Smithtown town board held a special session June 1 to approve an amended home rule bill requesting permission to alienate, or use, 11,000 square feet of parkland to construct a pump station necessary to move forward with sewering the Kings Park business district. The paperwork was overnighted to Albany, Smithtown Supervisor Ed Wehrheim (R) said, in hopes the legislation will pass before the state legislative session ends June 20.

“They are only in session for a few more weeks, if we miss the end of their legislative session it would put that whole project off for at least a year,” Wehrheim said.

“[I]f we miss the end of their legislative session it would put that whole project off for at least a year.”
– Ed Wehrheim

Smithtown and Suffolk County require approval from the state to turn parkland located on the property of Smithtown’s Department of Parks building, located at 110 E. Main St. in Kings Park, into a sewage pump station. While the state Senate previously granted its permission, the state Assembly took issue with the town’s request.

“The Assembly takes the alienation of parkland very seriously, there must be an equal or greater amount of land that is sterilized,” Assemblyman Michael Fitzpatrick (R-St. James) said. “There is never a net loss of parkland.”

The Assembly has requested three changes in order for the process to move forward, according to Wehrheim. The first requirement was to permanently preserve an additional 7,000 square feet of open space in exchange for constructing the pump station and to provide an aerial overview of the property to see the layout. Minor wording changes to the legislation were also requested.

“[The Assembly] wanted some additional data to make sure everything passes muster,” Fitzpatrick said.

The Suffolk County Legislature must take up the same amended home rule bill, pass it and send it back to the state legislature for approval as well, according to the assemblyman, for the project to move forward.

Wehrheim said he will be watching and waiting to make sure the alienation bill passes, while the project has funding from the state. New York Gov. Andrew Cuomo (D) has earmarked $20 million for sewering of the Kings Park business district in the 2018 state budget, but it is not in the town’s hands yet.

“We haven’t been notified by anyone or assured that the money will stay there until we are ready to do the project,” the supervisor said. “We are methodically pursuing it.”

The governor has made a commitment to Smithtown and Kings Park. I think we will continue to keep it.”
– Michael Fitzpatrick

Fitzpatrick said home rule requests, such as Smithtown’s to use parkland for the public purpose of creating a pump station to install sewer lines, are usually handled at the very end of a legislative session.

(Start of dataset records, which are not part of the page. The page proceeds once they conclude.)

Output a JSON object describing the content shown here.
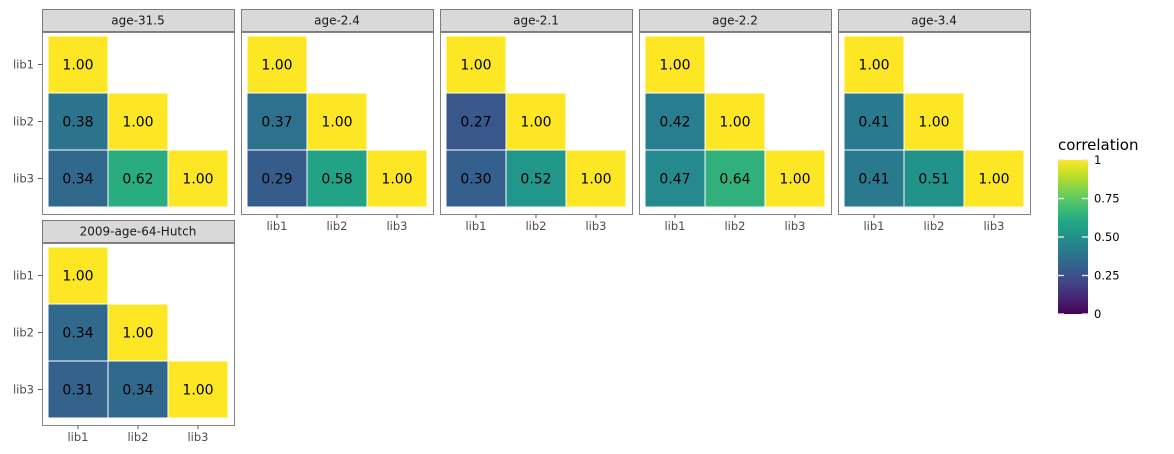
{
  "chart_data": {
    "type": "heatmap",
    "x_categories": [
      "lib1",
      "lib2",
      "lib3"
    ],
    "y_categories": [
      "lib1",
      "lib2",
      "lib3"
    ],
    "panels": [
      {
        "title": "age-31.5",
        "values": [
          [
            1.0,
            null,
            null
          ],
          [
            0.38,
            1.0,
            null
          ],
          [
            0.34,
            0.62,
            1.0
          ]
        ],
        "labels": [
          [
            "1.00",
            "",
            ""
          ],
          [
            "0.38",
            "1.00",
            ""
          ],
          [
            "0.34",
            "0.62",
            "1.00"
          ]
        ]
      },
      {
        "title": "age-2.4",
        "values": [
          [
            1.0,
            null,
            null
          ],
          [
            0.37,
            1.0,
            null
          ],
          [
            0.29,
            0.58,
            1.0
          ]
        ],
        "labels": [
          [
            "1.00",
            "",
            ""
          ],
          [
            "0.37",
            "1.00",
            ""
          ],
          [
            "0.29",
            "0.58",
            "1.00"
          ]
        ]
      },
      {
        "title": "age-2.1",
        "values": [
          [
            1.0,
            null,
            null
          ],
          [
            0.27,
            1.0,
            null
          ],
          [
            0.3,
            0.52,
            1.0
          ]
        ],
        "labels": [
          [
            "1.00",
            "",
            ""
          ],
          [
            "0.27",
            "1.00",
            ""
          ],
          [
            "0.30",
            "0.52",
            "1.00"
          ]
        ]
      },
      {
        "title": "age-2.2",
        "values": [
          [
            1.0,
            null,
            null
          ],
          [
            0.42,
            1.0,
            null
          ],
          [
            0.47,
            0.64,
            1.0
          ]
        ],
        "labels": [
          [
            "1.00",
            "",
            ""
          ],
          [
            "0.42",
            "1.00",
            ""
          ],
          [
            "0.47",
            "0.64",
            "1.00"
          ]
        ]
      },
      {
        "title": "age-3.4",
        "values": [
          [
            1.0,
            null,
            null
          ],
          [
            0.41,
            1.0,
            null
          ],
          [
            0.41,
            0.51,
            1.0
          ]
        ],
        "labels": [
          [
            "1.00",
            "",
            ""
          ],
          [
            "0.41",
            "1.00",
            ""
          ],
          [
            "0.41",
            "0.51",
            "1.00"
          ]
        ]
      },
      {
        "title": "2009-age-64-Hutch",
        "values": [
          [
            1.0,
            null,
            null
          ],
          [
            0.34,
            1.0,
            null
          ],
          [
            0.31,
            0.34,
            1.0
          ]
        ],
        "labels": [
          [
            "1.00",
            "",
            ""
          ],
          [
            "0.34",
            "1.00",
            ""
          ],
          [
            "0.31",
            "0.34",
            "1.00"
          ]
        ]
      }
    ],
    "legend": {
      "title": "correlation",
      "range": [
        0,
        1
      ],
      "ticks": [
        0,
        0.25,
        0.5,
        0.75,
        1
      ],
      "tick_labels": [
        "0",
        "0.25",
        "0.50",
        "0.75",
        "1"
      ],
      "placement": "right"
    },
    "colormap": "viridis",
    "grid": false
  }
}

“I have every confidence on the Assembly side that we will get this done,” Fitzpatrick said. “The governor has made a commitment to Smithtown and Kings Park. I think we will continue to keep it.”

The amended bill must also be reapproved by the state Senate, which passed the prior version in May, but has been deadlocked in recent days.

“Once the home rule messages are adopted and filed by the town and county, the Senate has every intention of passing the bill again,” said the office of state Sen. John Flanagan (R-East Northport) in a statement.

The supervisor said the final draft of the Kings Park market analysis study to revitalize the area — in which sewers are noted to play a critical role — is expected to be finished shortly and presented to the public. The study, which cost $200,000 and was paid for by county taxpayers, could become outdated, according to Wehrheim, if the project gets delayed because the state approval isn’t granted this year.

“I understand the town supervisor is worried about getting this done,” Fitzpatrick said. “But it ain’t over till it’s over, and it ain’t over until June 20.”